Moulin Rouge! at 25
2001
Baz Luhrmann’s Moulin Rouge! turns 25 this year, and it still deserves its exclamation point. In the intervening years, the movie had fallen off my Top 200 Films list, but it’s back at #38 after tonight’s rewatch. Not only is Moulin Rouge! a perfect movie, but its influence has proven to be impossible to underestimate.
I hope that this anniversary sees the film rereleased theatrically. Almost nothing can compete with seeing this in the cinema for the first time! I realized at some point during the first scene set in the titular Parisian nightclub that I was not breathing. There had never been anything to prepare audiences for the unrelenting aesthetic assault of the film’s first twenty minutes. It was a physical sensation. It made my body want to flee the theatre and my mind wonder if someone had slipped me LSD. Truly, this was the revolution on screen.
While it had been developing throughout the nineties, postmodernist cinema arrived fully realized in 2001, with the release of Moulin Rouge! Levels of reality? Got ‘em, starting with the production company logo. Coopting of historical people and places into a fully fictional narrative? It’s baked into its DNA. Melding of high art and low art? All over the place. Simultaneously celebrating and ridiculing popular culture? That’s its form! Endless interactions with theories of storytelling itself? More than I can count. Genre mélange? Hoo boy!
And at the same time, the film works as a model example of all it is parodying. Even those of us who were sure to mention its undermining of the traditional movie in every conversation also took it seriously as a new kind of traditional movie. Who wasn’t singing “Come What May” on campus that semester? How much did I try to dress and look like Ewan McGregor? What popular songs that I had never heard were suddenly thrust on my radar? The soundtrack (like that for Luhrmann’s Romeo + Juliet before it) was everywhere! Fashion changed. The jukebox musical exploded beyond Mamma Mia! and took over Broadway. Popular entertainment became more self-consciously prostitutional. “Tom Cruise’s ex-wife” became an A-list movie star. And the aesthetic of film was never the same—excepting those films which prided themselves on staying the same.
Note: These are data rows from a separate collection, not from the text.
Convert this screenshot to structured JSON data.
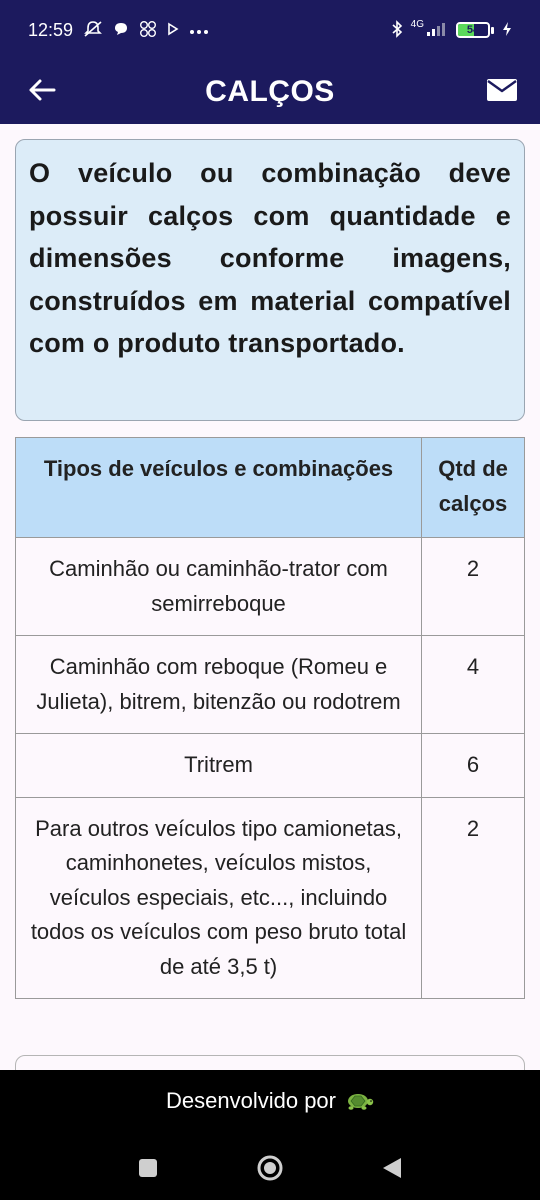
{
  "status_bar": {
    "time": "12:59",
    "network": "4G",
    "battery": "54",
    "battery_level": 0.54,
    "battery_fill_color": "#5bd95b"
  },
  "app_bar": {
    "title": "CALÇOS",
    "background": "#1c1a5e"
  },
  "info": {
    "text": "O veículo ou combinação deve possuir calços com quantidade e dimensões conforme imagens, construídos em material compatível com o produto transportado."
  },
  "table": {
    "headers": [
      "Tipos de veículos e combinações",
      "Qtd de calços"
    ],
    "rows": [
      {
        "type": "Caminhão ou caminhão-trator com semirreboque",
        "qty": "2"
      },
      {
        "type": "Caminhão com reboque (Romeu e Julieta), bitrem, bitenzão ou rodotrem",
        "qty": "4"
      },
      {
        "type": "Tritrem",
        "qty": "6"
      },
      {
        "type": "Para outros veículos tipo camionetas, caminhonetes, veículos mistos, veículos especiais, etc..., incluindo todos os veículos com peso bruto total de até 3,5 t)",
        "qty": "2"
      }
    ],
    "header_background": "#bdddf8"
  },
  "footer": {
    "credit": "Desenvolvido por",
    "credit_icon": "turtle-icon"
  },
  "icons": {
    "back": "arrow-left-icon",
    "mail": "mail-icon",
    "nav_recents": "square-icon",
    "nav_home": "circle-icon",
    "nav_back": "triangle-icon"
  }
}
Even the Academy Awards—which were a long way from today’s indie acceptance—sat up. Moulin Rouge! was nominated for eight Oscars, winning for Design and Costumes. It was in the five Best Picture nominees, along with The Lord of the Rings: The Fellowship of the Ring, In the Bedroom, Gosford Park, and eventual winner (and the squarest of the bunch) A Beautiful Mind. What was it not nominated for? Best Original Song. It’s completely bizarre that the huge generation-defining ballad, “Come What May”, was passed over for songs from movies like Kate & Leopold and Monsters, Inc. (for which Randy Newman took home the trophy)! Three years earlier, the same had happened with “Kissing You” from Luhrmann’s Romeo + Juliet, which is, for my money, the greatest movie song ever written. (Randy Neman got a nomination that year, too, if you’re counting.) But, then again, 2001 was when Amélie lost Best Foreign Film to No Man’s Land, so iconic genre-breaking movies didn’t fare well that year. (All anyone remembers today is Halle Berry’s hysterical, historical time at the podium. And her dress. And that Adrien Brody kissed her without consent.)
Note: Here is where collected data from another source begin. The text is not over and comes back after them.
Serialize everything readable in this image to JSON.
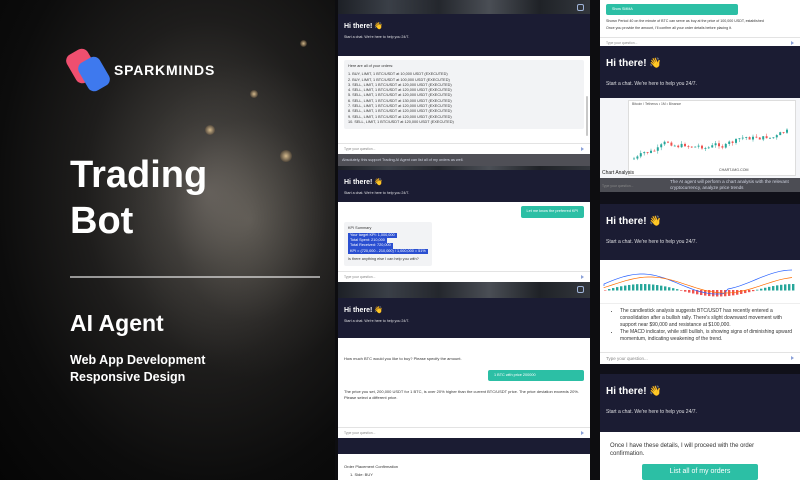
{
  "brand": {
    "name": "SPARKMINDS"
  },
  "hero": {
    "title_line1": "Trading",
    "title_line2": "Bot",
    "subtitle": "AI Agent",
    "tag1": "Web App Development",
    "tag2": "Responsive Design"
  },
  "chat": {
    "greeting": "Hi there!",
    "wave": "👋",
    "start_text": "Start a chat. We're here to help you 24/7.",
    "input_placeholder": "Type your question..."
  },
  "mid": {
    "card1": {
      "intro": "Here are all of your orders:",
      "orders": [
        "1. BUY, LIMIT, 1 BTC/USDT at 10,000 USDT (EXECUTED)",
        "2. BUY, LIMIT, 1 BTC/USDT at 100,000 USDT (EXECUTED)",
        "3. SELL, LIMIT, 1 BTC/USDT at 120,000 USDT (EXECUTED)",
        "4. SELL, LIMIT, 1 BTC/USDT at 120,000 USDT (EXECUTED)",
        "5. SELL, LIMIT, 1 BTC/USDT at 120,000 USDT (EXECUTED)",
        "6. SELL, LIMIT, 1 BTC/USDT at 130,000 USDT (EXECUTED)",
        "7. SELL, LIMIT, 1 BTC/USDT at 120,000 USDT (EXECUTED)",
        "8. SELL, LIMIT, 1 BTC/USDT at 120,000 USDT (EXECUTED)",
        "9. SELL, LIMIT, 1 BTC/USDT at 120,000 USDT (EXECUTED)",
        "10. SELL, LIMIT, 1 BTC/USDT at 120,000 USDT (EXECUTED)"
      ],
      "caption": "Absolutely, this support Trading AI Agent can list all of my orders as well."
    },
    "card2": {
      "user_msg": "Let me know the preferred KPI",
      "kpi_title": "KPI Summary",
      "kpis": [
        "Your target KPI: 1,000,000",
        "Total Spent: 210,000",
        "Total Received: 720,000",
        "KPI = (720,000 - 210,000) / 1,000,000 = 51%"
      ],
      "followup": "Is there anything else I can help you with?"
    },
    "card3": {
      "question": "How much BTC would you like to buy? Please specify the amount.",
      "user_msg": "1 BTC with price 200000",
      "reply": "The price you set, 200,000 USDT for 1 BTC, is over 20% higher than the current BTC/USDT price. The price deviation exceeds 20%. Please select a different price."
    },
    "card4": {
      "title": "Order Placement Confirmation",
      "line": "1. Side: BUY"
    }
  },
  "right": {
    "card1": {
      "user_msg": "Show SMMA",
      "reply": "Shown Period 40 on the minute of BTC can serve as buy at the price of 100,000 USDT, established",
      "reply2": "Once you provide the amount, I'll confirm all your order details before placing it."
    },
    "card2": {
      "chart_label": "Bitcoin / Tetherus • 1M • Binance",
      "caption_title": "Chart Analysis",
      "caption_text": "The AI agent will perform a chart analysis with the relevant cryptocurrency, analyze price trends",
      "watermark": "CHART-IMG.COM"
    },
    "card3": {
      "bullets": [
        "The candlestick analysis suggests BTC/USDT has recently entered a consolidation after a bullish rally. There's slight downward movement with support near $90,000 and resistance at $100,000.",
        "The MACD indicator, while still bullish, is showing signs of diminishing upward momentum, indicating weakening of the trend."
      ]
    },
    "card4": {
      "text": "Once I have these details, I will proceed with the order confirmation.",
      "button": "List all of my orders"
    }
  },
  "colors": {
    "accent_teal": "#2cbfa5",
    "header_navy": "#1b1c33",
    "logo_red": "#ef4f6f",
    "logo_blue": "#3e79ee"
  }
}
But, looking back after a quarter of a century, who would pick A Beautiful Mind over those other nominees for Best Picture? How much did it change the very fabric of cinema? How was it at all representative of what film was doing in 2001? And, if you happen to know that Kate & Leopold song—those who remember the movie—please hum it for me. I’ll be reliving the incredible tango sequence set to “Roxanne” and the spectacle of the Hindi remix of “Diamonds Are a Girl’s Best Friend” among other immortal music moments from Moulin Rouge!
And while we’re talking Oscars (and when am I ever not?), Nicole Kidman was the only acting nominee from this film. No argument that she deserved it just for her sparkling entrance number. (And does anyone else remember Halle Berry’s performance in the grimy Monster’s Ball? It was only good because we expected so little from her then.) Jim Broadbent should have gotten in as Harold Zidler—but he still won that year, just for a different movie (Iris). And why does no one talk about Caroline O’Connor as the duplicitous prostitute so charmingly named Nini Legs In the Air or John Leguizamo’s comic/tragic Tolouse-Loutrec?
Put this film up there with the overwhelming cinematic achievements, with PlayTime, Sátántangó, and Jeanne Dielman… Add it to the list of movies that changed the art form, like Breathless, The Jazz Singer, or The Cabinet of Dr. Caligari. But it also holds a spot on the beloved love stories list, beside Titanic, The Way We Were, and Kate & Leopold, I mean, While You Were Sleeping. Should I go into box office hit musicals? Moulin Rouge! lives in all those worlds equally. And what kind of movie does that?
And that is the only reason we allow Elvis and Australia.